Assuming that the check should be performed every 30 minutes, the crontab
entry should be as follows:
*/30 * * * * /opt/nagios/plugins/check_linux_services_by_ssh
For more details on how an entry in crontab
should look, please consult its manual page available at http://linux.die.net/man/5/crontab.
If you have followed the steps from the previous sections carefully, then everything should be working properly. However, in some cases, performing checks over SSH might not be working properly and troubleshooting needs to be done to understand the root cause of the problem.
The first thing that you should start with is using the check_ssh
plugin to make sure that SSH is accepting connections on the host that we are checking. For example, we can run the following command:
root@ubuntu1:~# /opt/nagios/plugins/check_ssh -H 192.168.2.51 SSH OK - OpenSSH_4.7p1 Debian-8ubuntu1.2 (protocol 2.0)
Where 192.168.2.51
is the name of the IP address of the remote machine we want to monitor. If no SSH server is set up on the remote host, the plugin will return Connection refused
status, and if it failed to connect, the result will state No route to host
. In these cases, you need to make sure that the SSH server is working and all routers and firewalls do not reject communications over SSH, which is TCP port 22.
Assuming that the SSH server is accepting connections, the next thing that can be checked is whether the SSH key-based authorization works correctly.

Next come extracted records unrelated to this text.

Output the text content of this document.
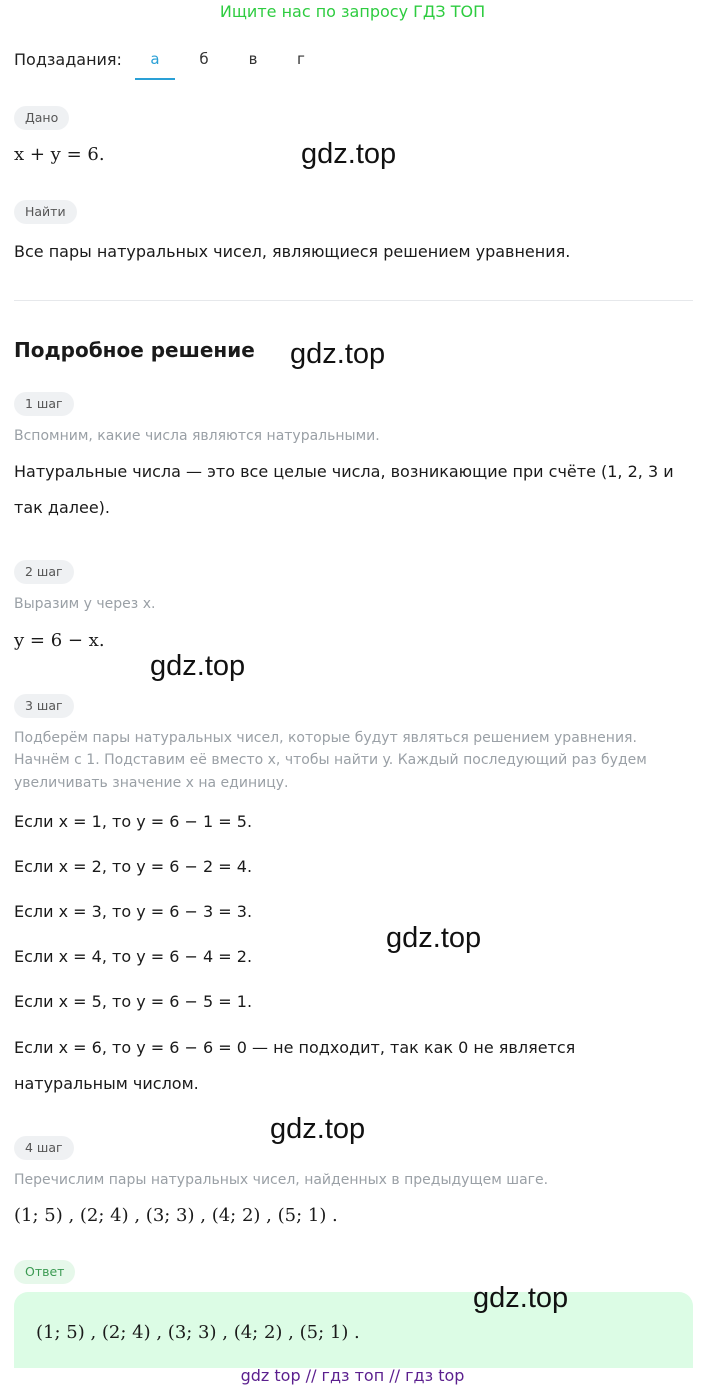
Ищите нас по запросу ГДЗ ТОП
Подзадания:	а	б	в	г
Дано
x + y = 6.
Найти
Все пары натуральных чисел, являющиеся решением уравнения.
Подробное решение
1 шаг
Вспомним, какие числа являются натуральными.
Натуральные числа — это все целые числа, возникающие при счёте (1, 2, 3 и
так далее).
2 шаг
Выразим y через x.
y = 6 − x.
3 шаг
Подберём пары натуральных чисел, которые будут являться решением уравнения.
Начнём с 1. Подставим её вместо x, чтобы найти y. Каждый последующий раз будем
увеличивать значение x на единицу.
Если x = 1, то y = 6 − 1 = 5.
Если x = 2, то y = 6 − 2 = 4.
Если x = 3, то y = 6 − 3 = 3.
Если x = 4, то y = 6 − 4 = 2.
Если x = 5, то y = 6 − 5 = 1.
Если x = 6, то y = 6 − 6 = 0 — не подходит, так как 0 не является
натуральным числом.
4 шаг
Перечислим пары натуральных чисел, найденных в предыдущем шаге.
(1; 5) , (2; 4) , (3; 3) , (4; 2) , (5; 1) .
Ответ
(1; 5) , (2; 4) , (3; 3) , (4; 2) , (5; 1) .
gdz.top
gdz.top
gdz.top
gdz.top
gdz.top
gdz.top
gdz top // гдз топ // гдз top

To do this, switch to the user the Nagios process is running as. Next, try to connect to the remote machine. The following are sample commands to perform this check:
root@ubuntu1:~# su nagios - $ ssh -v 192.168.2.51
This way you can check the connectivity as the same user as that which Nagios is using to run checks. You can also analyze the logs that will be printed to the standard output, as described earlier in this chapter.
If the SSH client prompts you for a password, then your keys are not set up properly. It is a common mistake to set up keys on the root
account instead of setting them up on the nagios
account. If this is the case, then create a new set of keys as the correct user and verify whether these keys are working correctly now.
Assuming this step worked fine, the next thing to be done is checking whether invoking an actual check command produces correct results. For example:
root@ubuntu1:~# su nagios - $ ssh 192.168.2.51 /opt/nagios/plugins/check_procs PROCS OK: 51 processes
This way, you will check the connectivity as the same user at which Nagios is running checks.
The last check is to make sure that the check_by_ssh
plugin also returns correct information. For example by doing:
root@ubuntu1:~# su nagios - $ /opt/nagios/plugins/check_by_ssh -H 192.168.2.1 /opt/nagios/plugins/check_procs PROCS OK: 52 processes
If the last step also worked correctly, it means that all check commands are working correctly.
If you still have issues with the running of the checks, then the next thing you should investigate is if Nagios has been properly configured and whether all commands, hosts, and services are set up in the correct way.